You have the choice of ten scenes. No two persons will see the same thing, of course, but the parameters remain fairly constant. Further choices on request. Sound, smell, taste, touch, and kinesthesia optional. We are strictly prohibited from employing illegal settings or the use of variable condensers with fluctuating parameters. Tampering with the machinery is punishable by law.
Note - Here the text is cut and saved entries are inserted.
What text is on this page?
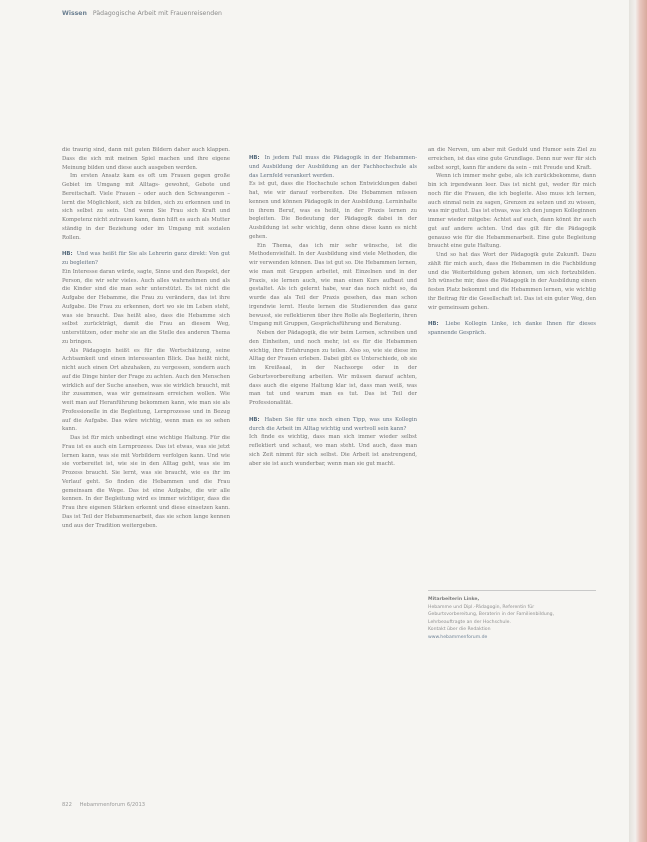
Wissen Pädagogische Arbeit mit Frauenreisenden

die traurig sind, dann mit guten Bildern daher auch klappen. Dass die sich mit meinen Spiel machen und ihre eigene Meinung bilden und diese auch ausgeben werden.

Im ersten Ansatz kam es oft um Frauen gegen große Gebiet im Umgang mit Alltags- gewohnt, Gebote und Bereitschaft. Viele Frauen – oder auch den Schwangeren – lernt die Möglichkeit, sich zu bilden, sich zu erkennen und in sich selbst zu sein. Und wenn Sie Frau sich Kraft und Kompetenz nicht zutrauen kann, dann hilft es auch als Mutter ständig in der Beziehung oder im Umgang mit sozialen Rollen.

HB: Und was heißt für Sie als Lehrerin ganz direkt: Von gut zu begleiten?

Ein Interesse daran würde, sagte, Sinne und den Respekt, der Person, die wir sehr vieles. Auch alles wahrnehmen und als die Kinder sind die man sehr unterstützt. Es ist nicht die Aufgabe der Hebamme, die Frau zu verändern, das ist ihre Aufgabe. Die Frau zu erkennen, dort wo sie im Leben steht, was sie braucht. Das heißt also, dass die Hebamme sich selbst zurückträgt, damit die Frau an diesem Weg, unterstützen, oder mehr sie an die Stelle des anderen Thema zu bringen.

Als Pädagogin heißt es für die Wertschätzung, seine Achtsamkeit und einen interessanten Blick. Das heißt nicht, nicht auch einen Ort abzuhaken, zu vergessen, sondern auch auf die Dinge hinter der Frage zu achten. Auch den Menschen wirklich auf der Suche ansehen, was sie wirklich braucht, mit ihr zusammen, was wir gemeinsam erreichen wollen. Wie weit man auf Heranführung bekommen kann, wie man sie als Professionelle in die Begleitung, Lernprozesse und in Bezug auf die Aufgabe. Das wäre wichtig, wenn man es so sehen kann.

Das ist für mich unbedingt eine wichtige Haltung. Für die Frau ist es auch ein Lernprozess. Das ist etwas, was sie jetzt lernen kann, was sie mit Vorbildern verfolgen kann. Und wie sie vorbereitet ist, wie sie in den Alltag geht, was sie im Prozess braucht. Sie lernt, was sie braucht, wie es ihr im Verlauf geht. So finden die Hebammen und die Frau gemeinsam die Wege. Das ist eine Aufgabe, die wir alle kennen. In der Begleitung wird es immer wichtiger, dass die Frau ihre eigenen Stärken erkennt und diese einsetzen kann. Das ist Teil der Hebammenarbeit, das sie schon lange kennen und aus der Tradition weitergeben.

HB: In jedem Fall muss die Pädagogik in der Hebammen- und Ausbildung der Ausbildung an der Fachhochschule als das Lernfeld verankert werden.

Es ist gut, dass die Hochschule schon Entwicklungen dabei hat, wie wir darauf vorbereiten. Die Hebammen müssen kennen und können Pädagogik in der Ausbildung. Lerninhalte in ihrem Beruf, was es heißt, in der Praxis lernen zu begleiten. Die Bedeutung der Pädagogik dabei in der Ausbildung ist sehr wichtig, denn ohne diese kann es nicht gehen.

Ein Thema, das ich mir sehr wünsche, ist die Methodenvielfalt. In der Ausbildung sind viele Methoden, die wir verwenden können. Das ist gut so. Die Hebammen lernen, wie man mit Gruppen arbeitet, mit Einzelnen und in der Praxis, sie lernen auch, wie man einen Kurs aufbaut und gestaltet. Als ich gelernt habe, war das noch nicht so, da wurde das als Teil der Praxis gesehen, das man schon irgendwie lernt. Heute lernen die Studierenden das ganz bewusst, sie reflektieren über ihre Rolle als Begleiterin, ihren Umgang mit Gruppen, Gesprächsführung und Beratung.

Neben der Pädagogik, die wir beim Lernen, schreiben und den Einheiten, und noch mehr, ist es für die Hebammen wichtig, ihre Erfahrungen zu teilen. Also so, wie sie diese im Alltag der Frauen erleben. Dabei gibt es Unterschiede, ob sie im Kreißsaal, in der Nachsorge oder in der Geburtsvorbereitung arbeiten. Wir müssen darauf achten, dass auch die eigene Haltung klar ist, dass man weiß, was man tut und warum man es tut. Das ist Teil der Professionalität.

HB: Haben Sie für uns noch einen Tipp, was uns Kollegin durch die Arbeit im Alltag wichtig und wertvoll sein kann?

Ich finde es wichtig, dass man sich immer wieder selbst reflektiert und schaut, wo man steht. Und auch, dass man sich Zeit nimmt für sich selbst. Die Arbeit ist anstrengend, aber sie ist auch wunderbar, wenn man sie gut macht.

an die Nerven, um aber mit Geduld und Humor sein Ziel zu erreichen, ist das eine gute Grundlage. Denn nur wer für sich selbst sorgt, kann für andere da sein – mit Freude und Kraft.

Wenn ich immer mehr gebe, als ich zurückbekomme, dann bin ich irgendwann leer. Das ist nicht gut, weder für mich noch für die Frauen, die ich begleite. Also muss ich lernen, auch einmal nein zu sagen, Grenzen zu setzen und zu wissen, was mir guttut. Das ist etwas, was ich den jungen Kolleginnen immer wieder mitgebe: Achtet auf euch, dann könnt ihr auch gut auf andere achten. Und das gilt für die Pädagogik genauso wie für die Hebammenarbeit. Eine gute Begleitung braucht eine gute Haltung.

Und so hat das Wort der Pädagogik gute Zukunft. Dazu zählt für mich auch, dass die Hebammen in die Fachbildung und die Weiterbildung gehen können, um sich fortzubilden. Ich wünsche mir, dass die Pädagogik in der Ausbildung einen festen Platz bekommt und die Hebammen lernen, wie wichtig ihr Beitrag für die Gesellschaft ist. Das ist ein guter Weg, den wir gemeinsam gehen.

HB: Liebe Kollegin Linke, ich danke Ihnen für dieses spannende Gespräch.

Mitarbeiterin Linke,
Hebamme und Dipl.-Pädagogin, Referentin für
Geburtsvorbereitung, Beraterin in der Familienbildung,
Lehrbeauftragte an der Hochschule.
Kontakt über die Redaktion
www.hebammenforum.de
822 Hebammenforum 6/2013
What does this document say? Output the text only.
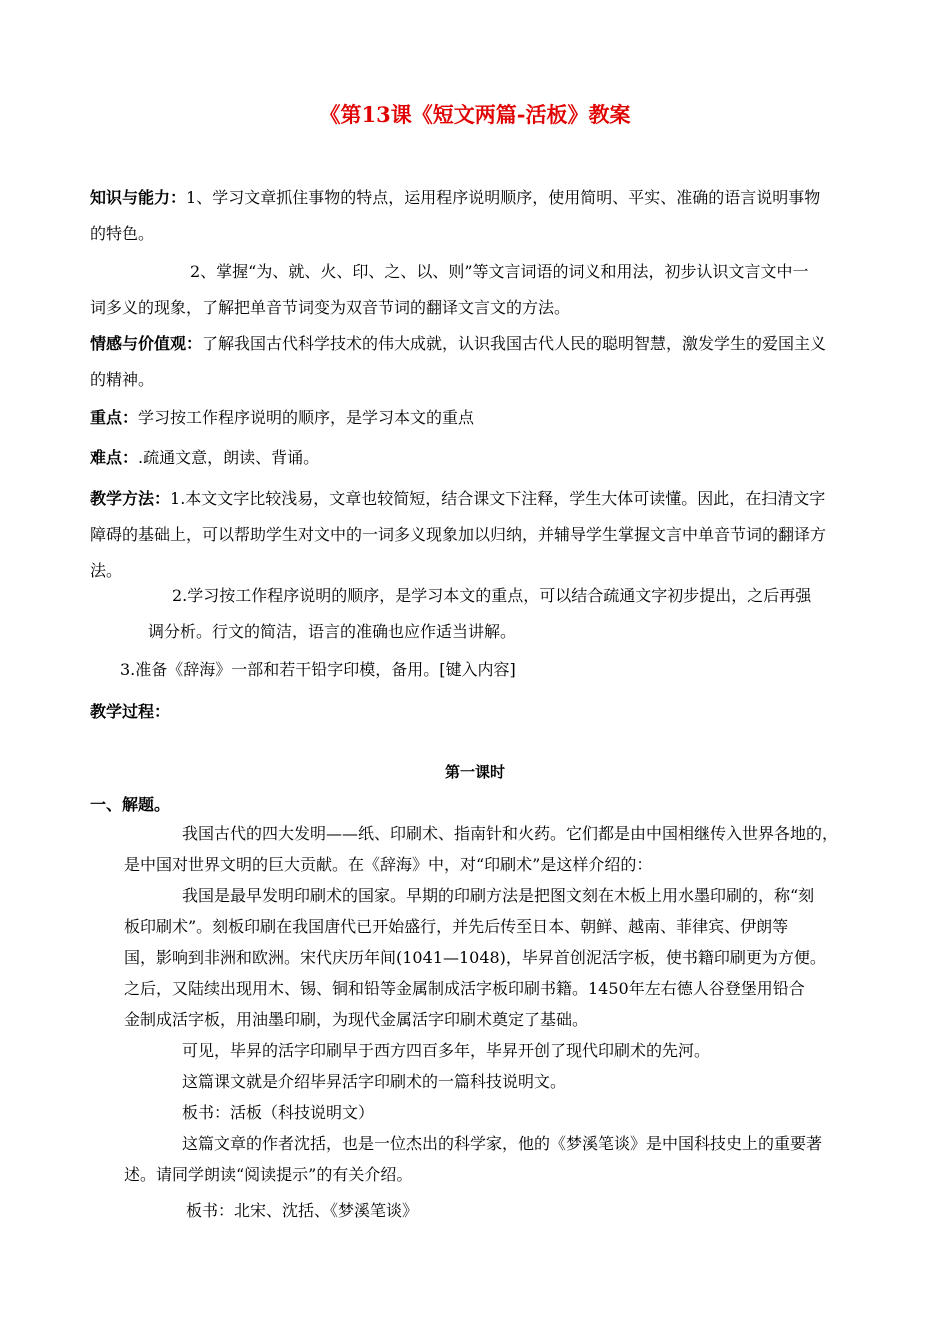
《第13课《短文两篇-活板》教案
知识与能力：1、学习文章抓住事物的特点，运用程序说明顺序，使用简明、平实、准确的语言说明事物
的特色。
2、掌握“为、就、火、印、之、以、则”等文言词语的词义和用法，初步认识文言文中一
词多义的现象，了解把单音节词变为双音节词的翻译文言文的方法。
情感与价值观：了解我国古代科学技术的伟大成就，认识我国古代人民的聪明智慧，激发学生的爱国主义
的精神。
重点：学习按工作程序说明的顺序，是学习本文的重点
难点：.疏通文意，朗读、背诵。
教学方法：1.本文文字比较浅易，文章也较简短，结合课文下注释，学生大体可读懂。因此，在扫清文字
障碍的基础上，可以帮助学生对文中的一词多义现象加以归纳，并辅导学生掌握文言中单音节词的翻译方
法。
2.学习按工作程序说明的顺序，是学习本文的重点，可以结合疏通文字初步提出，之后再强
调分析。行文的简洁，语言的准确也应作适当讲解。
3.准备《辞海》一部和若干铅字印模，备用。[键入内容]
教学过程：
第一课时
一、解题。
我国古代的四大发明——纸、印刷术、指南针和火药。它们都是由中国相继传入世界各地的，
是中国对世界文明的巨大贡献。在《辞海》中，对“印刷术”是这样介绍的：
我国是最早发明印刷术的国家。早期的印刷方法是把图文刻在木板上用水墨印刷的，称“刻
板印刷术”。刻板印刷在我国唐代已开始盛行，并先后传至日本、朝鲜、越南、菲律宾、伊朗等
国，影响到非洲和欧洲。宋代庆历年间(1041—1048)，毕昇首创泥活字板，使书籍印刷更为方便。
之后，又陆续出现用木、锡、铜和铅等金属制成活字板印刷书籍。1450年左右德人谷登堡用铅合
金制成活字板，用油墨印刷，为现代金属活字印刷术奠定了基础。
可见，毕昇的活字印刷早于西方四百多年，毕昇开创了现代印刷术的先河。
这篇课文就是介绍毕昇活字印刷术的一篇科技说明文。
板书：活板（科技说明文）
这篇文章的作者沈括，也是一位杰出的科学家，他的《梦溪笔谈》是中国科技史上的重要著
述。请同学朗读“阅读提示”的有关介绍。
板书：北宋、沈括、《梦溪笔谈》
“But it’s so hard!” said Miss Kira in surprise. “And it’s not real at all!” That always reassures them. At first
It takes considerable effort to operate the Circle of Illusion even with mechanical aid. Voltage beyond that required for threshold stimulation is banned by law; even when employed, it does not diminish the necessity for effort, but in fact increases it proportionately. No more than in life, ladies, can you get something for nothing.
Practice makes perfect.
Miss Kira, as I knew she would, had chosen a flowery meadow with a suggestion of honeymoon; Miss Lira chose a waterfall in a glade. Neither had put in a Man, although an idealized figure of a Man is standard equipment for our pastoral choices (misty, idealized, in the distance, some even see him with wings) and I don’t imagine either sister would ever get much closer.
Miss Lira said they actually had a niece who was actually married to a man.
Miss Kira said a half-niece.
Miss Lira said they had a cousin who worked in the children’s nursery with real children and they had holidays coming and if I use a variable condenser, what’s it to you?
Behind me, though I cannot imagine why, is a full-length mirror, and in this piece of inconstancy I see myself as I was when I left home tonight, or perhaps not, I don’t remember: beautiful, chocolate-colored, naked, gold braided into my white hair. Behind me, bats’ wings.
A mirror, ladies, produces a virtual image, and so does the Device.
Bats’ faces.
Hermaphroditic.
It is no more addicting than thought.
Little snakes waving up from the counter, a forest of them. Unable to stand the sisters’ eyes swimming behind their glasses, myopic Flora and Dora, I changed the office for them, gave them a rug, hung behind them
on the wall original Rembrandts, made them younger, erased them, let the whole room slide, and provided for Dora a bedroom beyond the travel office, a bordello in white and gold baroque, embroidered canopy, goldfish pool, chihuahuas on the marble and bats in the belfry.